Impulsada desde ámbitos académicos minoritarios, con el aval de alguna corriente de teoría política y habida cuenta de que corren tiempos especialmente difíciles para la democracia, ya se habla -sin que sea moda todavía- de la llamada lotocracia, una propuesta para que los representantes de los ciudadanos en las cámaras, asambleas o municipios no se escojan por votación sino por sorteo. Una fórmula que ahora recobra actualidad tras las positivas prácticas de los griegos hace dos mil años, de las que se implantaron en las repúblicas de Venecia y Florencia en el Renacimiento y las más recientes y limitadas experiencias en Canadá, Irlanda, Islandia y Holanda. La lotocracia, que promueve la igualdad política y un mayor acercamiento entre gobernantes y gobernados, propone reemplazar las elecciones tradicionales por un sistema de sorteo entre los ciudadanos para el desempeño de los cargos públicos por los que resulten elegidos. Nadie duda de que la implantación de este sistema no sería nada fácil, pero sus defensores están seguros de que podría ayudar a conseguir un modelo democrático más participativo e igualitario exento de polarización y de intereses espurios.
Angus Deaton, premio Nobel de economía en 2015, estaba convencido de que la desigualdad corrompe la democracia, y ejemplos tenemos: el mundo ya no es el que conocíamos hace tan solo 20 años. La crisis del 2008, las guerras de Ucrania y Gaza, los aranceles de Trump y, sobre todo, Trump mismo; la creciente tensión comercial han venido a confirmar una tendencia que, como se dice en “El Orden Mundial” (Ariel), venía gestándose desde los atentados del 11S en 2001: hemos dejado atrás el orden liberal y entramos en una etapa más volátil, compleja y peligrosa. El regreso de las armas frente a la diplomacia, los autócratas del poder absoluto, el auge de nuevas potencias y el debilitamiento del multilateralismo son las fuerzas que marcan el rumbo geopolítico de esta nueva era. También el desgaste institucional, la ineficacia de organismos multinacionales, el populismo, la crisis climática o el repliegue y casi abandono de la globalización. El poder de las grandes empresas es absolutamente increíble, y la riqueza de los grandes dirigentes aún más. En pocos meses, seguramente en el primer trimestre de 2026, la riqueza personal de Elon Musk, el hombre más rico del mundo, superará el medio billón de euros.

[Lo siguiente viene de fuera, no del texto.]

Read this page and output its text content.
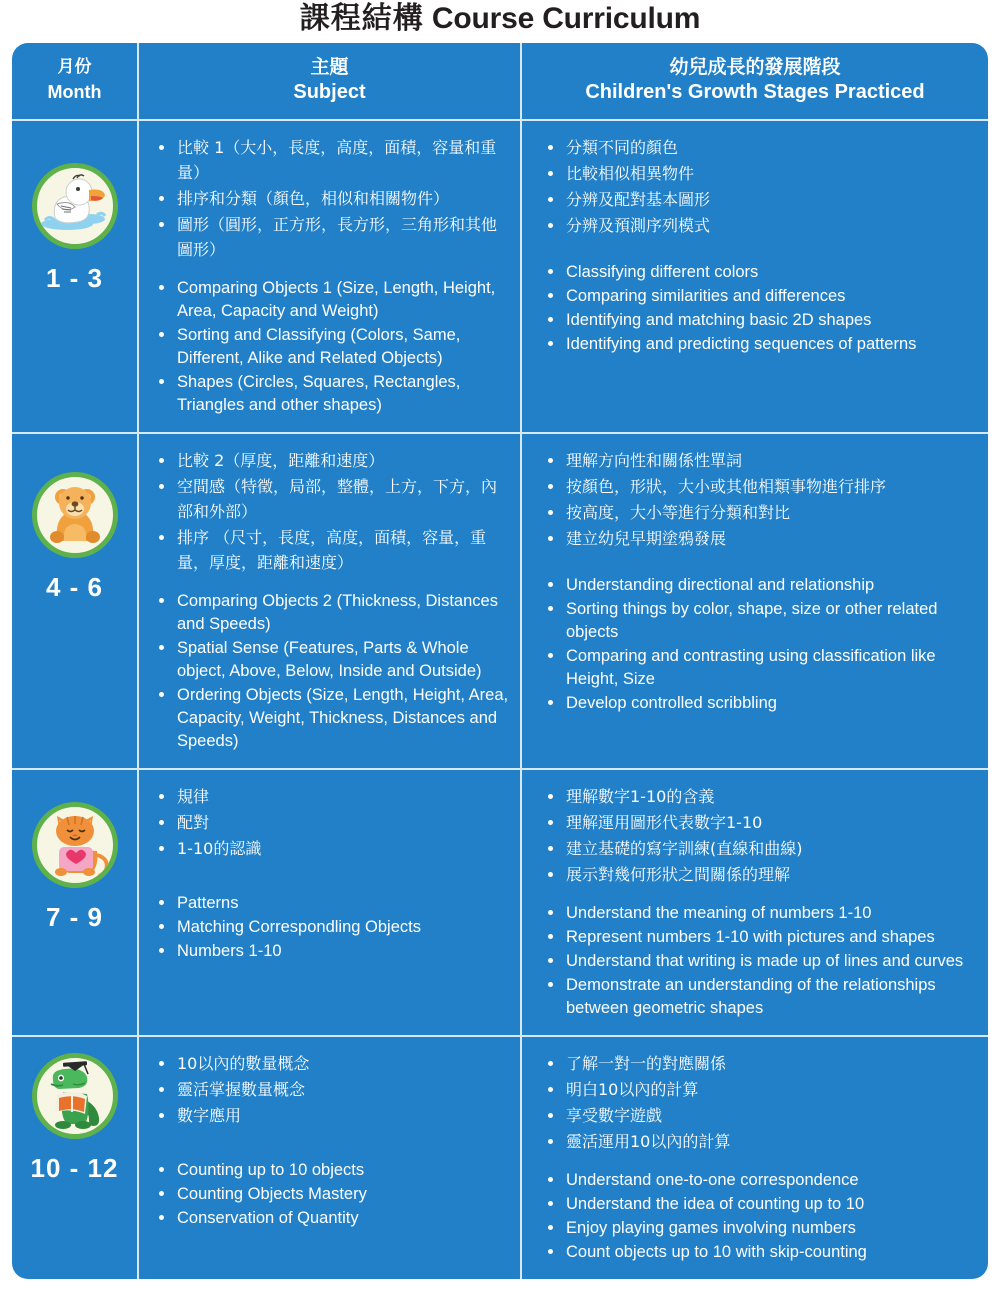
課程結構 Course Curriculum
月份
Month
主題
Subject
幼兒成長的發展階段
Children's Growth Stages Practiced
1 - 3
比較 1（大小，長度，高度，面積，容量和重量）
排序和分類（顏色，相似和相關物件）
圖形（圓形，正方形，長方形，三角形和其他圖形）
Comparing Objects 1 (Size, Length, Height, Area, Capacity and Weight)
Sorting and Classifying (Colors, Same, Different, Alike and Related Objects)
Shapes (Circles, Squares, Rectangles, Triangles and other shapes)
分類不同的顏色
比較相似相異物件
分辨及配對基本圖形
分辨及預測序列模式
Classifying different colors
Comparing similarities and differences
Identifying and matching basic 2D shapes
Identifying and predicting sequences of patterns
4 - 6
比較 2（厚度，距離和速度）
空間感（特徵，局部，整體，上方，下方，內部和外部）
排序 （尺寸，長度，高度，面積，容量，重量，厚度，距離和速度）
Comparing Objects 2 (Thickness, Distances and Speeds)
Spatial Sense (Features, Parts & Whole object, Above, Below, Inside and Outside)
Ordering Objects (Size, Length, Height, Area, Capacity, Weight, Thickness, Distances and Speeds)
理解方向性和關係性單詞
按顏色，形狀，大小或其他相類事物進行排序
按高度，大小等進行分類和對比
建立幼兒早期塗鴉發展
Understanding directional and relationship
Sorting things by color, shape, size or other related objects
Comparing and contrasting using classification like Height, Size
Develop controlled scribbling
7 - 9
規律
配對
1-10的認識
Patterns
Matching Correspondling Objects
Numbers 1-10
理解數字1-10的含義
理解運用圖形代表數字1-10
建立基礎的寫字訓練(直線和曲線)
展示對幾何形狀之間關係的理解
Understand the meaning of numbers 1-10
Represent numbers 1-10 with pictures and shapes
Understand that writing is made up of lines and curves
Demonstrate an understanding of the relationships between geometric shapes
10 - 12
10以內的數量概念
靈活掌握數量概念
數字應用
Counting up to 10 objects
Counting Objects Mastery
Conservation of Quantity
了解一對一的對應關係
明白10以內的計算
享受數字遊戲
靈活運用10以內的計算
Understand one-to-one correspondence
Understand the idea of counting up to 10
Enjoy playing games involving numbers
Count objects up to 10 with skip-counting
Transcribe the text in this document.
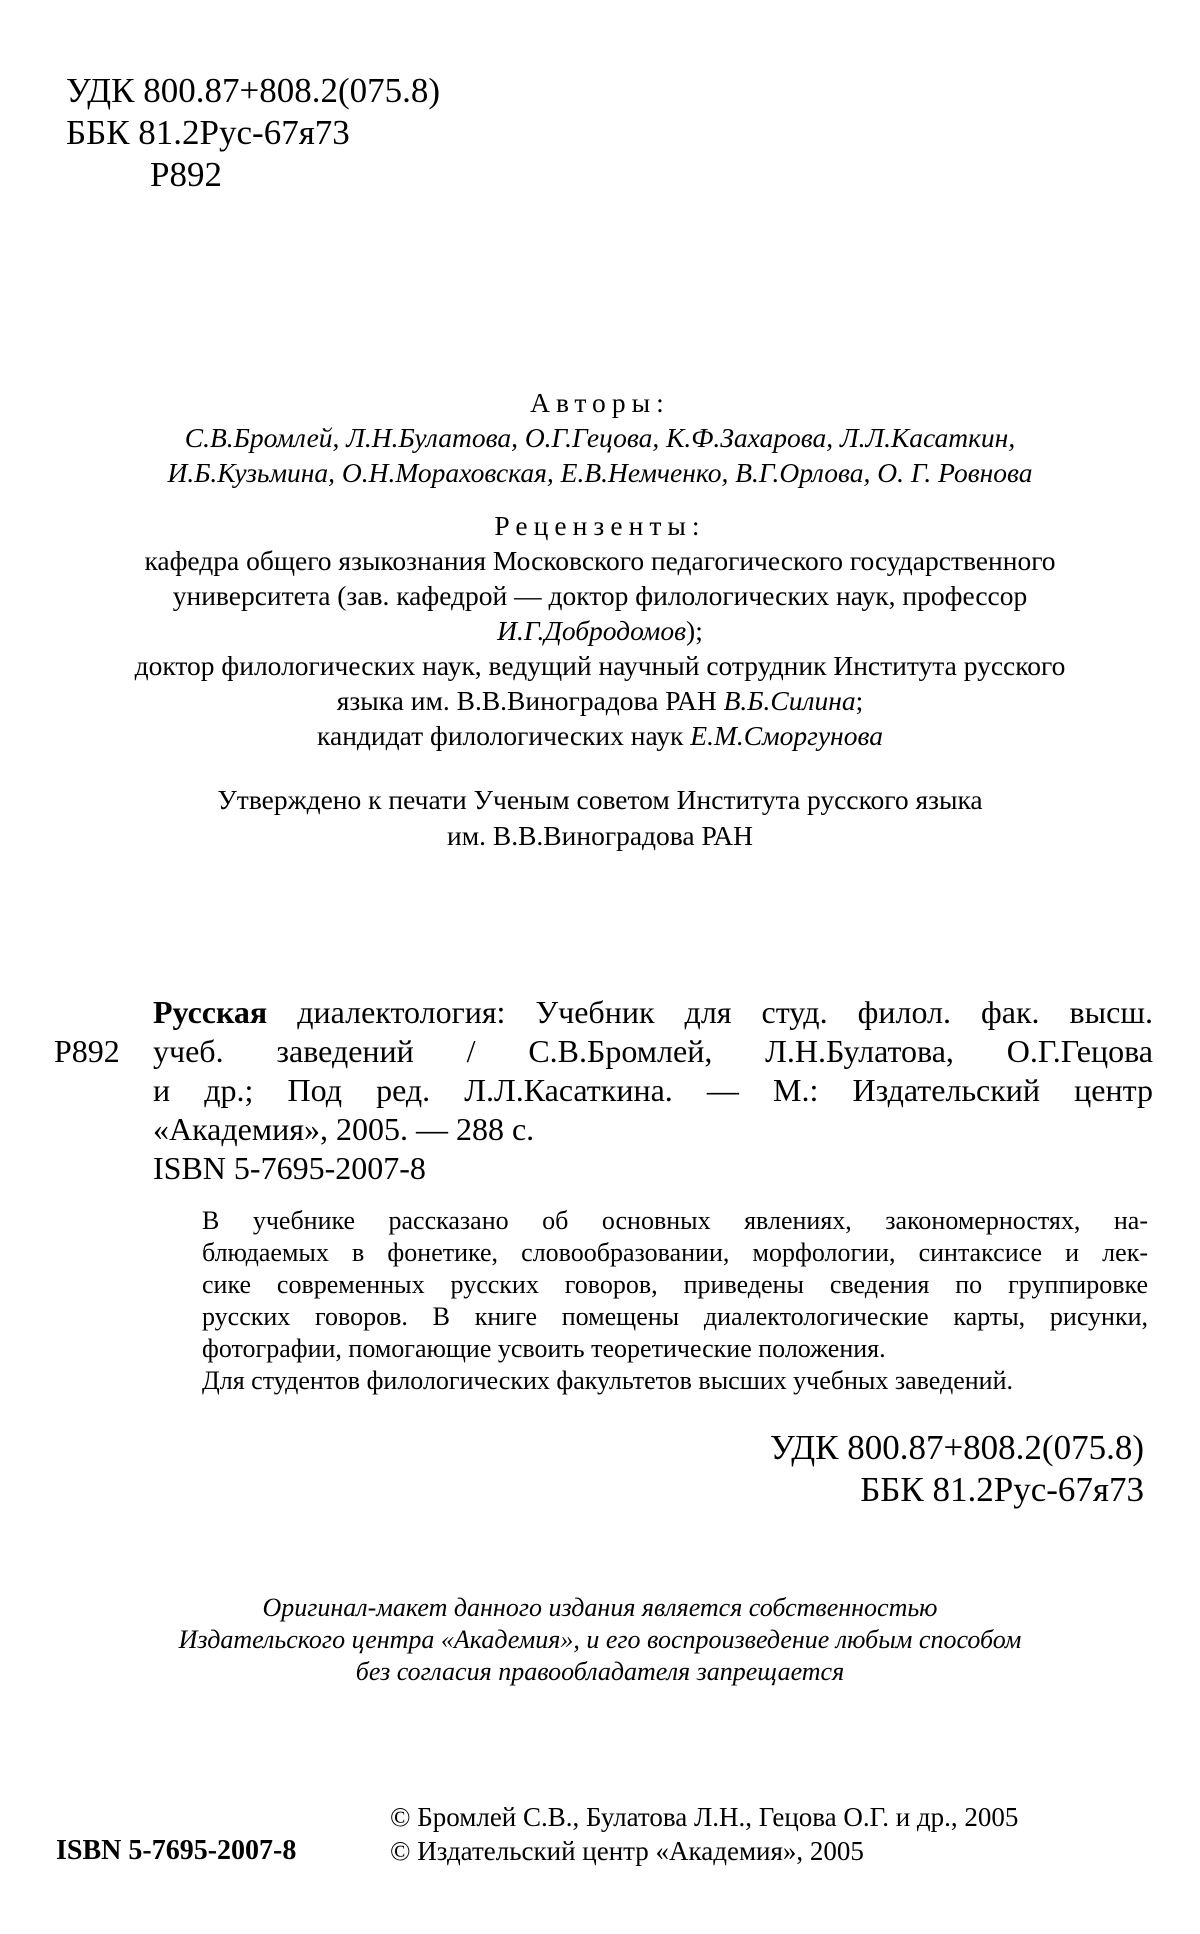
УДК 800.87+808.2(075.8)
ББК 81.2Рус-67я73
Р892
Авторы:
С.В.Бромлей, Л.Н.Булатова, О.Г.Гецова, К.Ф.Захарова, Л.Л.Касаткин,
И.Б.Кузьмина, О.Н.Мораховская, Е.В.Немченко, В.Г.Орлова, О. Г. Ровнова
Рецензенты:
кафедра общего языкознания Московского педагогического государственного
университета (зав. кафедрой — доктор филологических наук, профессор
И.Г.Добродомов);
доктор филологических наук, ведущий научный сотрудник Института русского
языка им. В.В.Виноградова РАН В.Б.Силина;
кандидат филологических наук Е.М.Сморгунова
Утверждено к печати Ученым советом Института русского языка
им. В.В.Виноградова РАН
Р892
Русская диалектология: Учебник для студ. филол. фак. высш.
учеб. заведений / С.В.Бромлей, Л.Н.Булатова, О.Г.Гецова
и др.; Под ред. Л.Л.Касаткина. — М.: Издательский центр
«Академия», 2005. — 288 с.
ISBN 5-7695-2007-8
В учебнике рассказано об основных явлениях, закономерностях, на-
блюдаемых в фонетике, словообразовании, морфологии, синтаксисе и лек-
сике современных русских говоров, приведены сведения по группировке
русских говоров. В книге помещены диалектологические карты, рисунки,
фотографии, помогающие усвоить теоретические положения.
Для студентов филологических факультетов высших учебных заведений.
УДК 800.87+808.2(075.8)
ББК 81.2Рус-67я73
Оригинал-макет данного издания является собственностью
Издательского центра «Академия», и его воспроизведение любым способом
без согласия правообладателя запрещается
© Бромлей С.В., Булатова Л.Н., Гецова О.Г. и др., 2005
© Издательский центр «Академия», 2005
ISBN 5-7695-2007-8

Nuestro admirado Colín Crouch decía que era, y es, necesario intentar cambiar el rumbo de la vida política contemporánea de la deriva inexorable hacia la posdemocracia, y actuar en tres niveles: con políticas que intenten detener el creciente dominio de las élites empresariales; con políticas que aborden la reforma de la política en cuanto tal y, por último, con medidas que posibiliten la actuación de los propios ciudadanos interesados. Por ejemplo, hacer frente al dominio empresarial buscando una fórmula que nos permita mantener el dinamismo emprendedor del capitalismo, “al tiempo que evitamos que las empresas y sus ejecutivos dispongan de un poder incompatible con la democracia (…/…) que ha hecho nacer oligopolios en lugar de mercados libres”. En el fondo, la posdemocracia es una situación en la que los valores democráticos de participación e igualdad se van perdiendo al tiempo que las grandes multinacionales dejan de ser centros económicos para consolidarse como centros de poder, también político, algo que siempre han perseguido.
Sin perder de vista la realidad social, hablar de una Sociedad Civil (sin medios casi siempre) como impulsora de la modernización no es suficiente, aunque de ella tienen que surgir los movimientos sociales que nos ayuden a insuflar la necesaria vitalidad de la democracia renovada, y sean capaces de ordenar procesos electorales democráticos que no sean campañas de marketing empresarial en las que se venden productos con engaños y falsedades. Trabajar con espíritu crítico es nuestro camino: las convicciones -escribió Federico Nietzsche- son enemigos más peligrosos de la verdad que las mismas mentiras.